No laughing matter for JPMorgan (Image: Photos Public Domain)

No laughing matter for JPMorgan (Image: Photos Public Domain)

Singling out J.P. Morgan for investigation into hiring Chinese ‘princelings’ to gain access to investment banking deals is a “farce”, because the practice is so engrained in the recruitment process in the region, according to banks in Asia. However, banks are still likely to draft the compliance teams into the recruitment process to ensure the hiring process is above board.

J.P. Morgan is under investigation by the Securities & Exchange Commission (SEC) in terms of the Foreign Corrupt Practices Act for recruiting Chinese candidates and whether the appointments helped the bank win lucrative mandates from the new hires’ family connections.

Melissa Shadforth, director of policy, research and engagement at ASRIA, the Association for Sustainable and Responsible Investment in Asia, said banks in the region are raising their eyebrows at the investigation.

“The banks’ general view is that this issue is so pervasive globally, that it is a farce in the industry that J.P. Morgan is being investigated,” she said.

The practice of hiring the sons and daughters of influential Chinese politicians and bureaucrats was not limited to J.P. Morgan or US banks.
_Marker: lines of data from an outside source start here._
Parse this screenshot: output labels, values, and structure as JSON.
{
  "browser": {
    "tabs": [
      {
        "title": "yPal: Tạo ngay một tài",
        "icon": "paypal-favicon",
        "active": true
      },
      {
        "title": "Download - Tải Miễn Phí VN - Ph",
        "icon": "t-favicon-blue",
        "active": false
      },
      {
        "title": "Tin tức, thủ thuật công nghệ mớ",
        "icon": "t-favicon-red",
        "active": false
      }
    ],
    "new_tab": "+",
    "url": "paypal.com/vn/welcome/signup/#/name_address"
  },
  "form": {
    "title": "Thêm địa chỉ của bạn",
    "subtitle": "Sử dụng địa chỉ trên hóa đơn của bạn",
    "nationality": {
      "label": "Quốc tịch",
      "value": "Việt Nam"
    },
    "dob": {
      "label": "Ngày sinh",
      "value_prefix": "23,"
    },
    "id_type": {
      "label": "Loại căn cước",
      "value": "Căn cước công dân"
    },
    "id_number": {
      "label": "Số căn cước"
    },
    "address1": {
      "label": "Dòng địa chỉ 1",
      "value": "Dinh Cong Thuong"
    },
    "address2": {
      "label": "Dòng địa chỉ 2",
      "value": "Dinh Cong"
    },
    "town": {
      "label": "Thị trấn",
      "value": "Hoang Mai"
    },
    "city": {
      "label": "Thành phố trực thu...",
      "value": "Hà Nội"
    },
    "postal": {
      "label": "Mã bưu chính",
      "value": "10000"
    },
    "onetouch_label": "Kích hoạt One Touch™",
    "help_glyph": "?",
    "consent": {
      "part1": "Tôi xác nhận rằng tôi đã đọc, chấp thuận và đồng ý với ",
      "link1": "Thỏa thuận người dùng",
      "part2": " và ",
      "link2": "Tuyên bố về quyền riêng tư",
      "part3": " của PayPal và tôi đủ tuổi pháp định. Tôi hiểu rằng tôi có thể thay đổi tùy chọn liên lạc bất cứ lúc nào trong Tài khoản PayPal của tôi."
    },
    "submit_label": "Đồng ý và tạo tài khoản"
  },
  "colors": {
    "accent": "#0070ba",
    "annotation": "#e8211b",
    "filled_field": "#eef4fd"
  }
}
Goldman Sachs, Credit Suisse and Merrill Lynch, for example, have all hired the offspring of influential officials, while the next generation have often taken roles at international banks in the U.S. and Europe.

According to one recruitment insider, banks often asked candidates about their contacts and experience in areas related to the banks’ business areas, and details about personal connections were part of the decision during the interview process.

“It is common practice. Every bank does it, but they only talk about it in terms of where the person worked before,” said one senior human resources manager working in an international bank in Hong Kong.

Despite the SEC inquiry – which has now also attracted the attention of the US Department of Justice – suggestions of improper appointments to secure banking business would probably not force changes in recruiting practices in Hong Kong, industry sources said.

But the impact may be already being seen. Barclays recently announced it had hired Zhou Bo, son of Zhou Jiping, who was named in April as chairman of China National Petroleum Corp (CNPC), the nation’s largest oil producer. His appointment would have been put in place before the J.P. Morgan investigation came to light. Nonetheless, Barclays insisted the hiring decision was taken on merit.

“We are convinced that people who join us come with a track record and proven technical skills from their prior experience in investment banking,” she said. However, Barclays helped arrange a $2 billion bond sale for CNPC in April, and also advised on a December transaction where a CNPC company bought 49.9% of an Alberta shale-gas project from Encana Corp.

Pending the outcome of the SEC’s investigation, firms were likely to continue to increase oversight and background checks, says Pallavi Anand, Director of Robert Half in Hong Kong, even getting the compliance teams involved in the recruitment process.

“We believe the compliance and risk management teams will be getting more involved in the pre- and post- recruitment process in the future,” says Anand. “Candidates should anticipate a rigorous due diligence system during a hiring or interviewing process.”